With the help of several members of Value Investing News, I posted a series of links to the essays that make up Mohnish Pabrai’s book, Mosaic: Perspectives on Investing. The 26 chapters of Mosaic were actually articles previously published on TheStreet.com, Fool.com, and SiliconIndia Magazine.
Searching online, we found links to 20 of the 26 chapters of the book online. I then posted a collection of all these links in the Value Investing News Forum under the thread, Poor Man’s Mosaic. I called the post Poor Man’s Mosaic, because copies of the Pabrai’s first book are hard to find and sell for several hundred dollars in the used book market (though it appears the price has come down a bit this year, probably as a result of some recent blowups in Pabrai’s portfolio). Given the cheapskate nature of value investors, my Poor Man’s Mosaic has been a very popular page on Value Investing News. Now that I’ve finally tracked down a copy of Mosaic, I want to fill you in on the six missing chapters.
The first of these missing chapters is Chapter 11: Dhando! I believe Dhando! became the inspiration for Pabrai’s more recent book The Dhandho Investor. In this chapter, Pabrai discusses the Patel family and their motel businesses. Pabrai’s college roommate, Ajay Desai, would end each story about how his uncle would aquire businesses and lower their operating costs with the word, “Dhando!” Dhando literally means “business” in Gujarati, but in this context it referred to “awesome cash-generating machines” according to Pabrai. Pabrai goes into a lot more detail about the concept of Dhando and the Patel family history in The Dhandho Investor, which I recommend you read.

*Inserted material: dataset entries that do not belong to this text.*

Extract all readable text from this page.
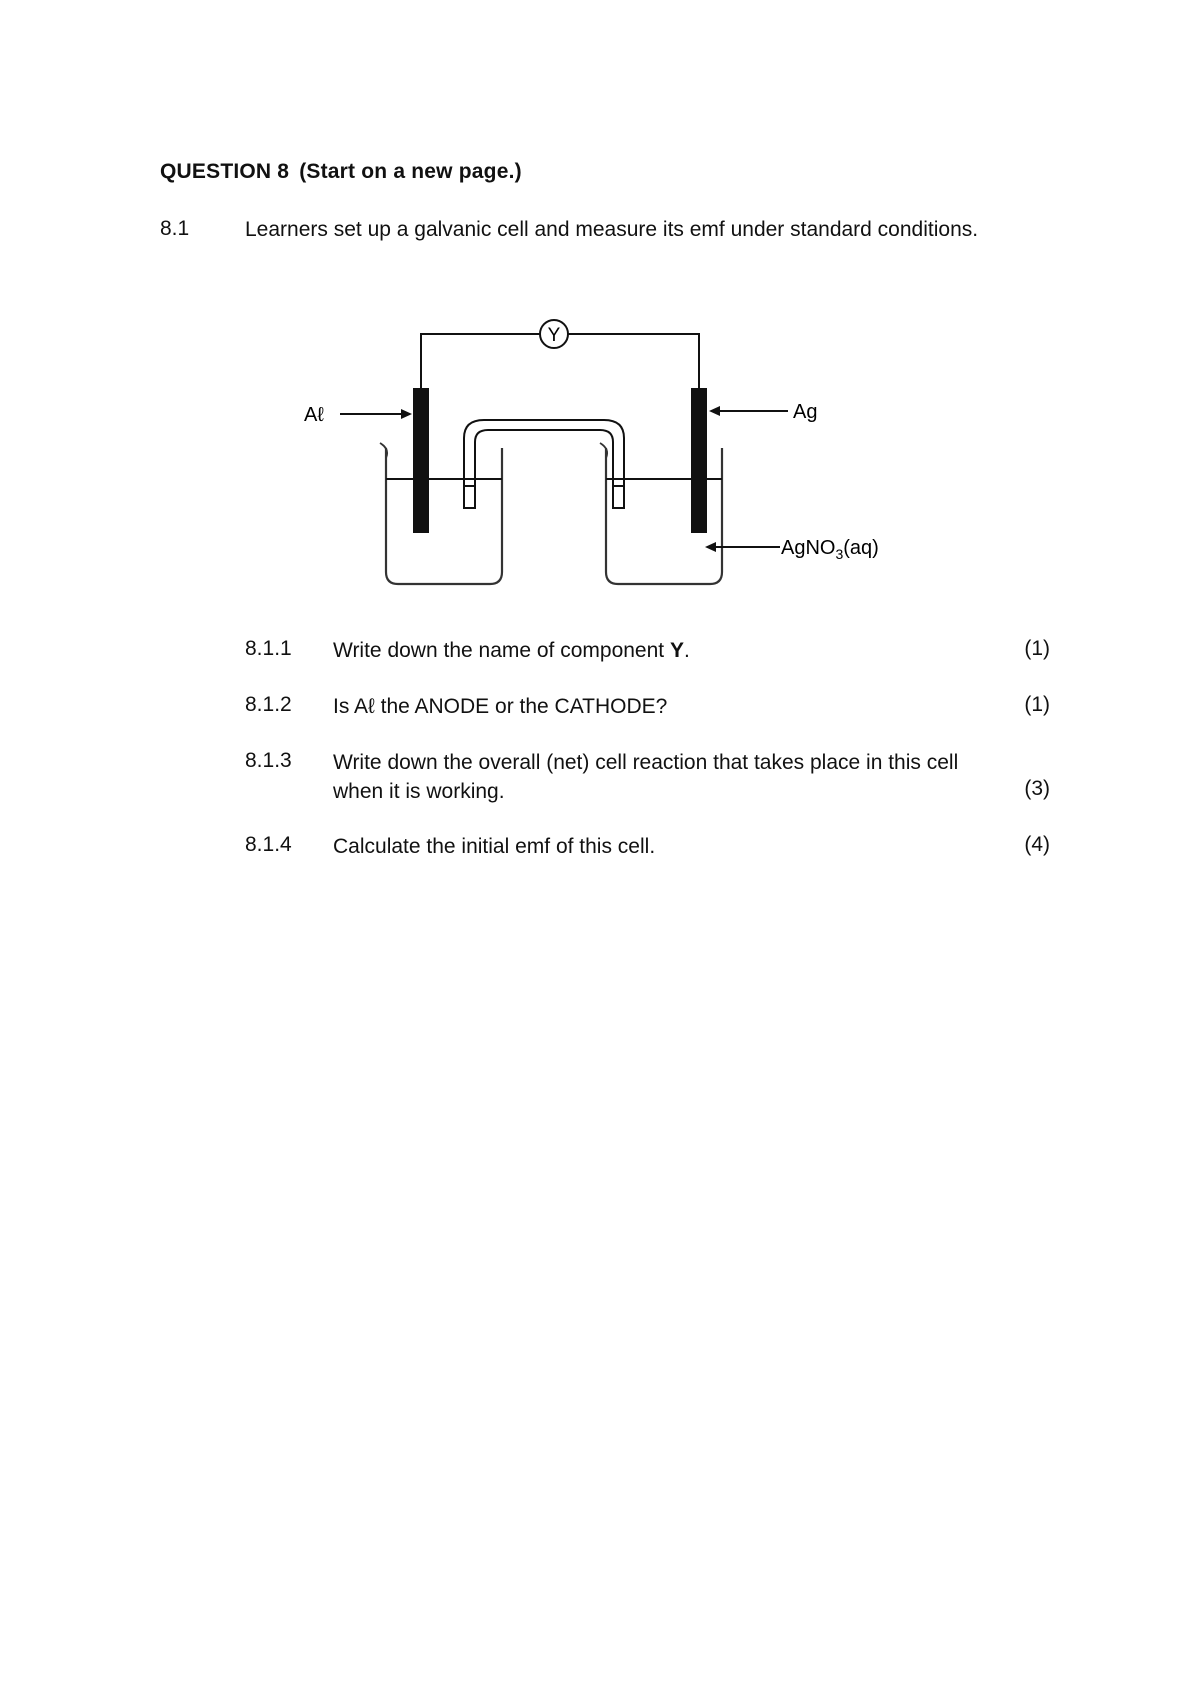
QUESTION 8 (Start on a new page.)
8.1	Learners set up a galvanic cell and measure its emf under standard conditions.
Y
Aℓ	Ag
AgNO$_3$(aq)
8.1.1 Write down the name of component Y.	(1)
8.1.2 Is Aℓ the ANODE or the CATHODE?	(1)
8.1.3 Write down the overall (net) cell reaction that takes place in this cell
when it is working.	(3)
8.1.4 Calculate the initial emf of this cell.	(4)
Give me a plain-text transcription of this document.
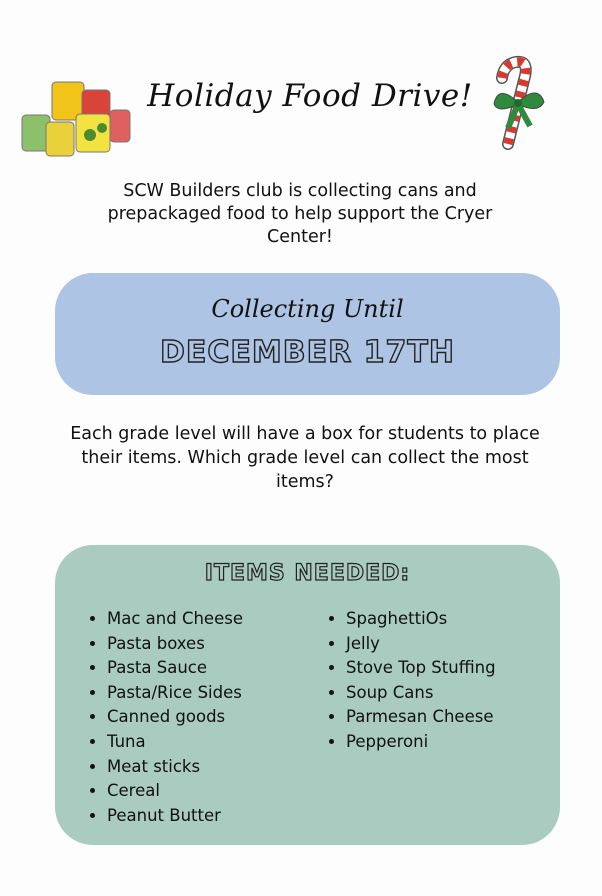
Holiday Food Drive!
SCW Builders club is collecting cans and prepackaged food to help support the Cryer Center!
Collecting Until
DECEMBER 17TH
Each grade level will have a box for students to place their items. Which grade level can collect the most items?
ITEMS NEEDED:
• Mac and Cheese
• Pasta boxes
• Pasta Sauce
• Pasta/Rice Sides
• Canned goods
• Tuna
• Meat sticks
• Cereal
• Peanut Butter
• SpaghettiOs
• Jelly
• Stove Top Stuffing
• Soup Cans
• Parmesan Cheese
• Pepperoni
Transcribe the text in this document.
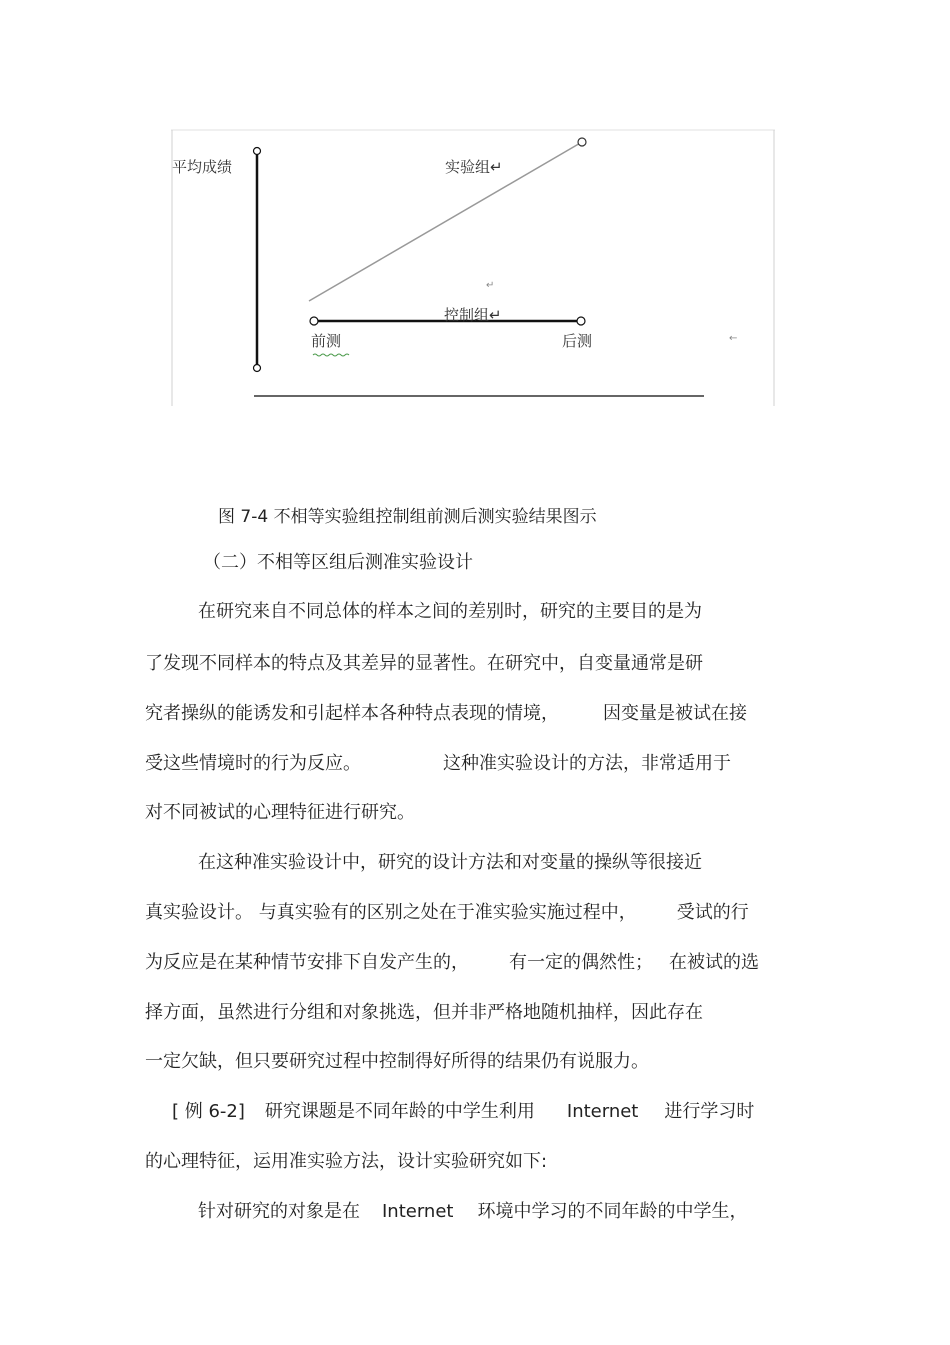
平均成绩	实验组↵
控制组↵
前测	后测
↵
←
图 7-4 不相等实验组控制组前测后测实验结果图示
（二）不相等区组后测准实验设计
在研究来自不同总体的样本之间的差别时，研究的主要目的是为
了发现不同样本的特点及其差异的显著性。在研究中，自变量通常是研
究者操纵的能诱发和引起样本各种特点表现的情境， 因变量是被试在接
受这些情境时的行为反应。	这种准实验设计的方法，非常适用于
对不同被试的心理特征进行研究。
在这种准实验设计中，研究的设计方法和对变量的操纵等很接近
真实验设计。 与真实验有的区别之处在于准实验实施过程中， 受试的行
为反应是在某种情节安排下自发产生的， 有一定的偶然性； 在被试的选
择方面，虽然进行分组和对象挑选，但并非严格地随机抽样，因此存在
一定欠缺，但只要研究过程中控制得好所得的结果仍有说服力。
[ 例 6-2] 研究课题是不同年龄的中学生利用 Internet 进行学习时
的心理特征，运用准实验方法，设计实验研究如下:
针对研究的对象是在 Internet 环境中学习的不同年龄的中学生，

The concept of Dhando is very similar to Warren Buffett’s concept of wide moat and Michael Porter’s “sustainable competitive advantage.” Pabrai quotes Buffett’s response to a question on the topic of moats and Michael Porter at the 2001 Berkshire Hathaway annual meeting:
“To the extent I’ve read or understand what Porter’s written, we basically think alike in terms of businesses. We call it a moat and he makes it into a book… We don’t give a lot of instruction to our managers. We don’t have budgets. And we don’t have reporting systems or anything else. But we do tell them to try and not only protect, but enlarge the moat. And if you enlarge the moat, everything else follows.”
The Patels gained their competitive advantage in the motel industry by imposing costs structure that are much lower than their competitors, and thus gaining the low cost advantage. Without this type of advantage, the Patel motels would have faced much more competition and much lower profitability.
According to Pabrai, investing can be distilled into some fairly simple criteria. First, Pabrai encourages us to “stick to looking at simple businesses.” I’m guessing Pabrai wishes he stuck to this recommendation before investing in now collapsed Delta Financial. I remember passing on Delta Financial when I couldn’t determine its future cash flows. I believe Pabrai is right on when he notes that you’d likely pass on the Enrons and WorldComs of the world if you fixate on free cash flows. After you identify a simple business, you should clearly determine how that business generates cash today, how likely the business is going to generate cash into the future, and how much you are willing to pay for that future cash flow. Finally, think about the moat around that company’s cash generating capabilities and on how the “knight” in charge of the castle is maintaining the moat. If a business passes these criteria, then Pabrai recommend you invest in it. I generally agree with this method, but I think Pabrai makes it sound simpler than it really is and I don’t think Pabrai sufficiently emphasizes the importance of buying at a price that provides a significant margin of safety in this particular chapter.
I’ll be next looking at Chapter 13 of Mosaic titled, Latticework – II. Mr. Pabrai had lunch with Warren Buffett yesterday, so I’ll also be looking for reports on how that lunch went.